Бабкин перечитал написанное, поставил дату и придумал роспись. «Нужно спросить о секретности этой встречи – может ли он рассказать маме, куда его возили, и с какой целью пришлось писать объяснительную записку».
Следователь невозмутимо прочитал текст. Посмотрел на Ивана отрешённым лицом и сказал, зажмуривая глаза:
– В ваших интересах не распространяться о нашей встрече. Если понадобитесь, найдём…

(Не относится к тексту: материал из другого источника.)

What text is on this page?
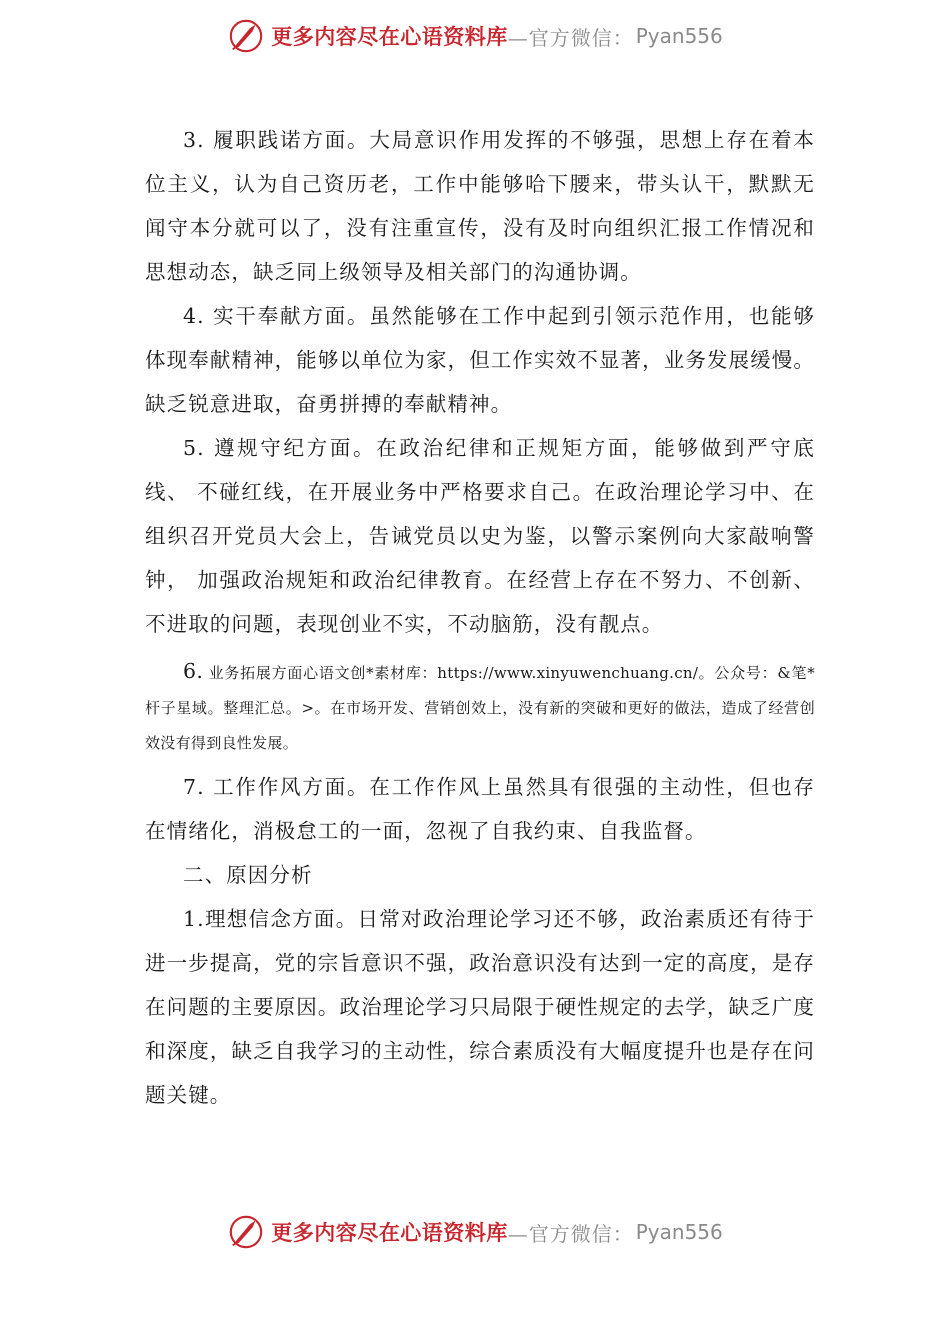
更多内容尽在心语资料库 —官方微信： Pyan556

3. 履职践诺方面。大局意识作用发挥的不够强，思想上存在着本位主义，认为自己资历老，工作中能够哈下腰来，带头认干，默默无 闻守本分就可以了，没有注重宣传，没有及时向组织汇报工作情况和 思想动态，缺乏同上级领导及相关部门的沟通协调。

4. 实干奉献方面。虽然能够在工作中起到引领示范作用，也能够体现奉献精神，能够以单位为家，但工作实效不显著，业务发展缓慢。 缺乏锐意进取，奋勇拼搏的奉献精神。

5. 遵规守纪方面。在政治纪律和正规矩方面，能够做到严守底线、 不碰红线，在开展业务中严格要求自己。在政治理论学习中、在组织召开党员大会上，告诫党员以史为鉴，以警示案例向大家敲响警钟， 加强政治规矩和政治纪律教育。在经营上存在不努力、不创新、不进取的问题，表现创业不实，不动脑筋，没有靓点。

6. 业务拓展方面心语文创*素材库：https://www.xinyuwenchuang.cn/。公众号：&笔*杆子星域。整理汇总。>。在市场开发、营销创效上，没有新的突破和更好的做法，造成了经营创效没有得到良性发展。

7. 工作作风方面。在工作作风上虽然具有很强的主动性，但也存在情绪化，消极怠工的一面，忽视了自我约束、自我监督。

二、原因分析

1.理想信念方面。日常对政治理论学习还不够，政治素质还有待于进一步提高，党的宗旨意识不强，政治意识没有达到一定的高度，是存在问题的主要原因。政治理论学习只局限于硬性规定的去学，缺乏广度和深度，缺乏自我学习的主动性，综合素质没有大幅度提升也是存在问题关键。

更多内容尽在心语资料库 —官方微信： Pyan556
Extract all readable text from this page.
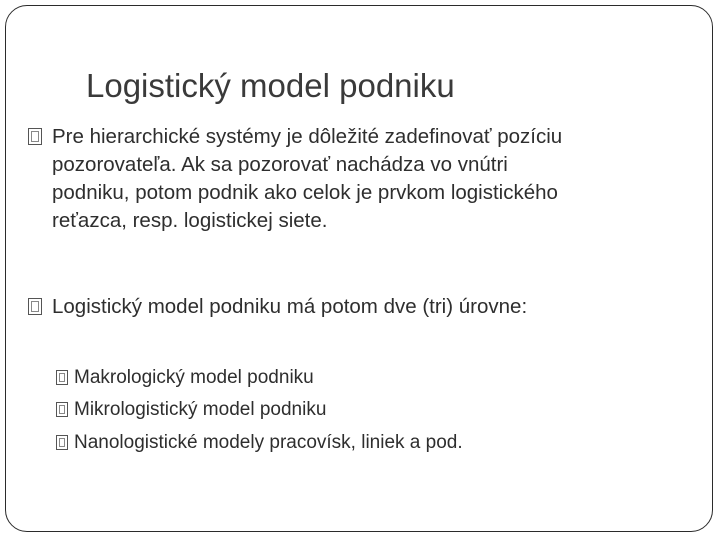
Logistický model podniku
Pre hierarchické systémy je dôležité zadefinovať pozíciu
pozorovateľa. Ak sa pozorovať nachádza vo vnútri
podniku, potom podnik ako celok je prvkom logistického
reťazca, resp. logistickej siete.
Logistický model podniku má potom dve (tri) úrovne:
Makrologický model podniku
Mikrologistický model podniku
Nanologistické modely pracovísk, liniek a pod.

– Значит, на помощь вашу рассчитывать не стоит? А вы бы могли позвонить начальнику ОКСа и убедить его, что женщина-фронтовик, работавшая в архиве МГБ, а потом МВД, вполне бы могла ещё пожить в плесневой раздевалке. …Я много читаю. Телевизор не смотрю. Его нет. Приёмник не ловит «Голос Америки» из Вашингтона. …Желаю вам отыскать настоящих врагов нашего государства.
– В классе учится Лев Брусилов? – вдруг спросил Анатолий Дмитриевич, когда Бабкин уже стоял у двери. – Вы его хорошо знаете?
– Нет. Я ему ремонтировал фотоаппарат. А вы моих друзей будете проверять? – Иван вспомнил, как Лёвка предлагал ему не так давно вступить в какую-то фракцию, которая скоро будет руководить страной, что Хрущёва обязательно снимут. Иван сказал, что фотоаппарат не стоит больше ронять. Лёвка – прыщавый парень невысокого роста в синем костюме, в галстуке, но не пионерском, – не имел друзей, но на переменах подходил к кому-нибудь и бесцеремонно начинал говорить о событиях в мире. Иван понял, что он слушает «Голос», всегда старался отделаться от его липучих бесед. Учился неплохо, ходил с многозначительной ухмылочкой, рассматривая в упор девочек наглыми белёсыми прищуренными поросячьими глазами. Ходили слухи, что Лёвка был задержан, когда ставил самодельной печатью фашистскую свастику перед некоторыми фамилиями на вывешенных списках кандидатов в депутаты.
– Может быть, проверю, – сказал следователь. – Брусилов вам не друг? Вы не разговаривали с ним?
– Что с ним разговаривать? Девчонки как-то говорили, что он фашистские кресты ставил на афишах осенью. …Мне было интересно разобраться в механизме фотокамеры. Поэтому я и взялся за ремонт. Он заплатил.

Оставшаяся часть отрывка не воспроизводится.